Sunday, September 03, 2006

 

Innovation Book Review, Enroute to Mexico

I’m enroute to the Ibero-American Innovation Congress in Puebla, MX. I’ll experiment with daily blogging from the conference—I’ve been seeing this on other people’s blogs, on a variety of topics. My cynical self says it just makes the blogger feel important, and my other self says it is a service to the members of the community who can’t get to the meeting.

New book: Innovation: The Five Disciplines for Creating What Customers Want by Curtis R. Carlson and William W. Wilmot. Recommended by our Bay-area friends Art Mlodozeniec and Josh Abend. Josh is a former SRI (Stanford Research Institute) colleague of the authors, and coined some of the phrases we are all using today, such as “innovation is a process.” The 5 disciplines are
1. Important Needs
2. Value Creation
3. Innovation Champions
4. Innovation Teams
5. Organizational Alignment

In other words, it is disappointing but not surprising that TRIZ isn’t mentioned in this book. These are all useful issues that require attention. Whether TRIZ or any other method, systematic or not, is used to create the new idea, it still needs to be nurtured through the corporate system and into the marketplace (3,4,5) and it needs to have customers who value it (1, 2) The actual creation of the idea is buried fairly deeply in section 2.

The book suffers from the usual consultant bragging (all the wonderful stuff that SRI has done—and there is quite a lot that really is worth bragging about, but once per concept would be enough). They introduce some new vocabulary that is useful (the “Exponential Improvement Wave” is more easily grasped than Kurzweil’s “Singularity”) and some of which just puts new labels on well-established concepts (“Continuous Value Creation” and “Customer Experience”)

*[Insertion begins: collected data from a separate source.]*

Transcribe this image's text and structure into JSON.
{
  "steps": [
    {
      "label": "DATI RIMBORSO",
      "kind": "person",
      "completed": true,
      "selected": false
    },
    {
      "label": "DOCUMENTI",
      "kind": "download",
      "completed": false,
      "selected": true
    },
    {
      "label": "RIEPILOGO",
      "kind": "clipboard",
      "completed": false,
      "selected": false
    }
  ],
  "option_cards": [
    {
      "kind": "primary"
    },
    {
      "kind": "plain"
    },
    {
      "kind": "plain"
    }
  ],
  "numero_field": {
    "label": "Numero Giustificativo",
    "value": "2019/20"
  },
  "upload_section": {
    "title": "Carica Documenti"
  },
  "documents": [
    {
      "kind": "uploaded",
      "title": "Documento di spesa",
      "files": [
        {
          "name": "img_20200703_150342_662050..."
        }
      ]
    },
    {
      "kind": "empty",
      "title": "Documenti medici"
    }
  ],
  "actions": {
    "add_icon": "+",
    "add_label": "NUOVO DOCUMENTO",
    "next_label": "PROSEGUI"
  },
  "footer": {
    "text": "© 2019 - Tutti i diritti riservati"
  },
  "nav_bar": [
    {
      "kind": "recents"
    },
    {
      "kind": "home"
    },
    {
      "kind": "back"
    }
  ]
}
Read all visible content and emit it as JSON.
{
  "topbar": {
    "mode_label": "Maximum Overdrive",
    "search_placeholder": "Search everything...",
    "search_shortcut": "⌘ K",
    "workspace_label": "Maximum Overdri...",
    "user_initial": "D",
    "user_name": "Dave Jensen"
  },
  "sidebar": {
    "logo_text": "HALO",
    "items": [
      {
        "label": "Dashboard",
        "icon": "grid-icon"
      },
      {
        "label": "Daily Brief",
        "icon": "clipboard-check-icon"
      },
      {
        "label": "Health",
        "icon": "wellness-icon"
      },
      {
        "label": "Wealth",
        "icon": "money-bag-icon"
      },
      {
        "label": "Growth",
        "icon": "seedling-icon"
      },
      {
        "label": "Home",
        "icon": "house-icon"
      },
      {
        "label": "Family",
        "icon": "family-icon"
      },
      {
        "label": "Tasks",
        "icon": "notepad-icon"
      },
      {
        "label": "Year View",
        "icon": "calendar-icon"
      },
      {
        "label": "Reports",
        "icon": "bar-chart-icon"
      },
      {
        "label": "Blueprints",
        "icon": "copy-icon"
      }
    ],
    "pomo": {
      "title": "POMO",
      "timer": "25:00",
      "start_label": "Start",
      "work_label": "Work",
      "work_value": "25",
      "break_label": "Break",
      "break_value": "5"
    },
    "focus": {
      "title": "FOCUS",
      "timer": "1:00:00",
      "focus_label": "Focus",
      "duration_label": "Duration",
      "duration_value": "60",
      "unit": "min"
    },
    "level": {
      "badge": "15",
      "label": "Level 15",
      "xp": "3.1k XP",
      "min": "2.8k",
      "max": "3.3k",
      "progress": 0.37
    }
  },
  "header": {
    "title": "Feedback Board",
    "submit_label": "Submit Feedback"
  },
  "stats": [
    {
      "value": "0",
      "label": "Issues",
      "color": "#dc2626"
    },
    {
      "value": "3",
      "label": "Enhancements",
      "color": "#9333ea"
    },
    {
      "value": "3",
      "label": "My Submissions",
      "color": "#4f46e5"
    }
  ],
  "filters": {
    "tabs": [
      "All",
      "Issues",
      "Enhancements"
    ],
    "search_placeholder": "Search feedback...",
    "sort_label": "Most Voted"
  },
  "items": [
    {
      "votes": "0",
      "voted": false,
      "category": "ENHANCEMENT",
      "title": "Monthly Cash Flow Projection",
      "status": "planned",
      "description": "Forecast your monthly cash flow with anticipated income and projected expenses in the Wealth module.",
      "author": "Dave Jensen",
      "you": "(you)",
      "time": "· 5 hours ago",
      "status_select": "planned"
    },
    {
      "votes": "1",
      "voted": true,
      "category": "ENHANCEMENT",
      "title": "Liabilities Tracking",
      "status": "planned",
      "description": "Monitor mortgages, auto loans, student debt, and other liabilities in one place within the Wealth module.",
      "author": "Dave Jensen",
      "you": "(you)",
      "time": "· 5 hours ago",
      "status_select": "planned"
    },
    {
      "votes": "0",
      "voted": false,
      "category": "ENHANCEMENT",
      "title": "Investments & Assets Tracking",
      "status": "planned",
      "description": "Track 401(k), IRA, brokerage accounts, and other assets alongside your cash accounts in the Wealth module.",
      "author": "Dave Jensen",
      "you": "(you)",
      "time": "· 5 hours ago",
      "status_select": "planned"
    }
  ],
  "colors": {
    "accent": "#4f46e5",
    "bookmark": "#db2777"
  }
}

TRIZ teachers will find this book a rich source of technology evolution anecdotes, especially those from the information technology branch of the economy.

Anecdotes are useful as teaching tools, but ultimately they make this book disappointing. There is no overall system or methodology. The conclusions drawn from the anecdotes are very general. Ironically, I heard about this book in a Chinese restaurant, and the most important advice in the book could fit into fortune cookies:
Ø Work on what is important, not what is interesting—there’s an infinite supply of both. There’s discussion of the criteria for importance, but it is only useful retrospectively!
Ø Pay attention to whether customers’ needs are met. GREAT anecdotes, but no system.

Summary: Good airplane reading, good anecdotes, no contribution to the overall understanding of innovation or the development of systematic methods.